You've just bought a new, state-of-the-art appliance to replace the one that broke down, and you couldn't be more excited to start using your new unit. The only thing standing between you and your appliance happily-ever-after is the installation process. Whether you hire an appliance installation professional or plan to tackle the job yourself, you need to keep some key details in mind. Above all, be aware that if you install your own appliance and damage it in the process, you might actually void the warranty. Avoid wasting time and money by either bringing in an appliance installation expert or carefully reading all instruction materials before beginning the job.
Connections and Hookups
Does your new appliance come with all the cords and hoses you'll need to hook it up properly? Check before you start installing it-or before you have an appliance installer standing in your kitchen or laundry room, getting paid by the hour. Note that in general, you won't be able to reuse the cords and hoses from your old appliance on your new machine. Look in the installation manual for any additional items you'll have to purchase separate from the machine, and make sure to have those on hand when you're ready to install it.

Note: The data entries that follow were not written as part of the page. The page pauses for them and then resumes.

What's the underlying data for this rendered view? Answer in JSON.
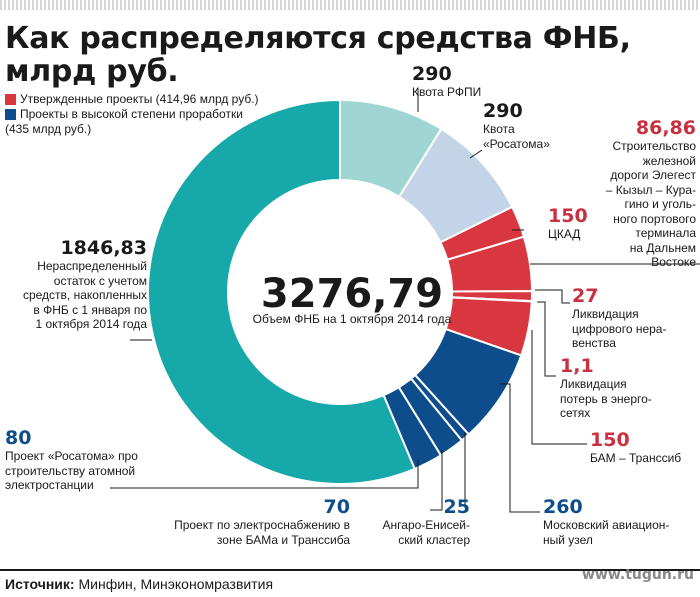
{
  "title_line1": "Как распределяются средства ФНБ,",
  "title_line2": "млрд руб.",
  "legend": {
    "approved": "Утвержденные проекты (414,96 млрд руб.)",
    "high_line1": "Проекты в высокой степени проработки",
    "high_line2": "(435 млрд руб.)"
  },
  "center": {
    "total": "3276,79",
    "caption": "Объем ФНБ на 1 октября 2014 года"
  },
  "source": {
    "label": "Источник:",
    "text": " Минфин, Минэкономразвития"
  },
  "watermark": "www.tugun.ru",
  "colors": {
    "teal": "#17a9a9",
    "light_teal": "#9fd6d3",
    "light_blue": "#c3d3e8",
    "red": "#d8373f",
    "dark_blue": "#0d4d8c",
    "gap": "#ffffff"
  },
  "labels": {
    "rfpi_val": "290",
    "rfpi_l1": "Квота РФПИ",
    "rosatom_val": "290",
    "rosatom_l1": "Квота",
    "rosatom_l2": "«Росатома»",
    "rail_val": "86,86",
    "rail_l1": "Строительство",
    "rail_l2": "железной",
    "rail_l3": "дороги Элегест",
    "rail_l4": "– Кызыл – Кура-",
    "rail_l5": "гино и уголь-",
    "rail_l6": "ного портового",
    "rail_l7": "терминала",
    "rail_l8": "на Дальнем",
    "rail_l9": "Востоке",
    "ckad_val": "150",
    "ckad_l1": "ЦКАД",
    "digital_val": "27",
    "digital_l1": "Ликвидация",
    "digital_l2": "цифрового нера-",
    "digital_l3": "венства",
    "loss_val": "1,1",
    "loss_l1": "Ликвидация",
    "loss_l2": "потерь в энерго-",
    "loss_l3": "сетях",
    "bam_val": "150",
    "bam_l1": "БАМ – Транссиб",
    "mau_val": "260",
    "mau_l1": "Московский авиацион-",
    "mau_l2": "ный узел",
    "angara_val": "25",
    "angara_l1": "Ангаро-Енисей-",
    "angara_l2": "ский кластер",
    "power_val": "70",
    "power_l1": "Проект по электроснабжению в",
    "power_l2": "зоне БАМа и Транссиба",
    "npp_val": "80",
    "npp_l1": "Проект «Росатома» про",
    "npp_l2": "строительству атомной",
    "npp_l3": "электростанции",
    "rem_val": "1846,83",
    "rem_l1": "Нераспределенный",
    "rem_l2": "остаток с учетом",
    "rem_l3": "средств, накопленных",
    "rem_l4": "в ФНБ с 1 января по",
    "rem_l5": "1 октября 2014 года"
  },
  "chart_data": {
    "type": "pie",
    "variant": "donut",
    "total": 3276.79,
    "total_label": "Объем ФНБ на 1 октября 2014 года",
    "title": "Как распределяются средства ФНБ, млрд руб.",
    "legend": [
      "Утвержденные проекты (414,96 млрд руб.)",
      "Проекты в высокой степени проработки (435 млрд руб.)"
    ],
    "order": "clockwise from top",
    "slices": [
      {
        "label": "Квота РФПИ",
        "value": 290,
        "color": "#9fd6d3"
      },
      {
        "label": "Квота «Росатома»",
        "value": 290,
        "color": "#c3d3e8"
      },
      {
        "label": "Строительство железной дороги Элегест – Кызыл – Курагино и угольного портового терминала на Дальнем Востоке",
        "value": 86.86,
        "color": "#d8373f",
        "group": "Утвержденные проекты"
      },
      {
        "label": "ЦКАД",
        "value": 150,
        "color": "#d8373f",
        "group": "Утвержденные проекты"
      },
      {
        "label": "Ликвидация цифрового неравенства",
        "value": 27,
        "color": "#d8373f",
        "group": "Утвержденные проекты"
      },
      {
        "label": "Ликвидация потерь в энергосетях",
        "value": 1.1,
        "color": "#d8373f",
        "group": "Утвержденные проекты"
      },
      {
        "label": "БАМ – Транссиб",
        "value": 150,
        "color": "#d8373f",
        "group": "Утвержденные проекты"
      },
      {
        "label": "Московский авиационный узел",
        "value": 260,
        "color": "#0d4d8c",
        "group": "Проекты в высокой степени проработки"
      },
      {
        "label": "Ангаро-Енисейский кластер",
        "value": 25,
        "color": "#0d4d8c",
        "group": "Проекты в высокой степени проработки"
      },
      {
        "label": "Проект по электроснабжению в зоне БАМа и Транссиба",
        "value": 70,
        "color": "#0d4d8c",
        "group": "Проекты в высокой степени проработки"
      },
      {
        "label": "Проект «Росатома» про строительству атомной электростанции",
        "value": 80,
        "color": "#0d4d8c",
        "group": "Проекты в высокой степени проработки"
      },
      {
        "label": "Нераспределенный остаток с учетом средств, накопленных в ФНБ с 1 января по 1 октября 2014 года",
        "value": 1846.83,
        "color": "#17a9a9"
      }
    ]
  }
}
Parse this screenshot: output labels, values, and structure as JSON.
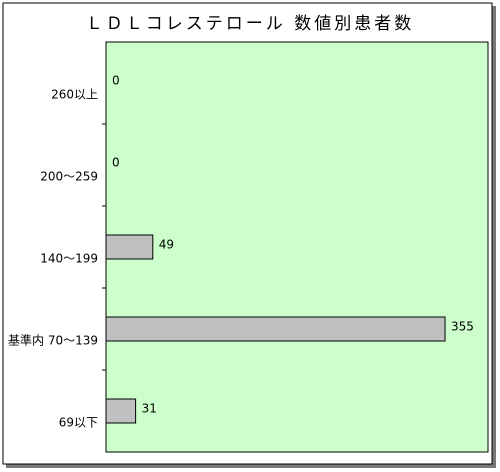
{
  "chart_data": {
    "type": "hbar",
    "title": "ＬＤＬコレステロール 数値別患者数",
    "categories": [
      "260以上",
      "200～259",
      "140～199",
      "基準内 70～139",
      "69以下"
    ],
    "values": [
      0,
      0,
      49,
      355,
      31
    ],
    "color": "#c0c0c0",
    "background": "#ccffcc",
    "xlim": [
      0,
      400
    ]
  }
}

If you're installing an appliance that connects to your gas line, you'll need to turn off the gas temporarily in order to disconnect the old appliance and connect the new appliance. The same goes for water pipe connections. You also need to check the user's manual for any specific electrical needs for your new appliance, such as a grounded outlet or particular voltage. Plugging your appliance into the wrong outlet can result in decreased performance due to inadequate power, damage, and even fire risks. Undertaking appliance installation without turning off your water or gas or without taking into account your electrical needs is a serious safety hazard.
Leveling and Bracketing
Does your floor slant? It's important to ensure that appliances are level, so you'll need to use some sort of leveling device under one side of the unit. Similarly, if your floor slants down from the wall against which the appliance will rest, your best bet is to bracket the unit directly to the wall. Brackets will keep the unit from tipping forward, which is a crushing hazard. If you're hiring a specialist to install the appliances , he should show up with the necessary tools and items to level and bracket your units. However, for DIY jobs, you will have to tackle this part on your own.
You may be offered installation services when you purchase your new appliance. Think carefully before turning this offer down. An appliance installation professional can likely get the job done much more quickly than you can, even if you've installed an appliance before. Plus, he'll know what steps to take to protect not only the new appliance, but also your floors, walls, and surrounding countertops and other fixtures. If you opt not to pay for professional installation but tear up your floor scooting the appliance into place, you haven't actually saved money at all. An appliance installer will also check that the appliance works properly before leaving your home, whereas you might spend hours troubleshooting to discover whether the unit itself is faulty or you've missed a vital connection. Proper installation means that you can start using your new unit right away-and isn't that the goal?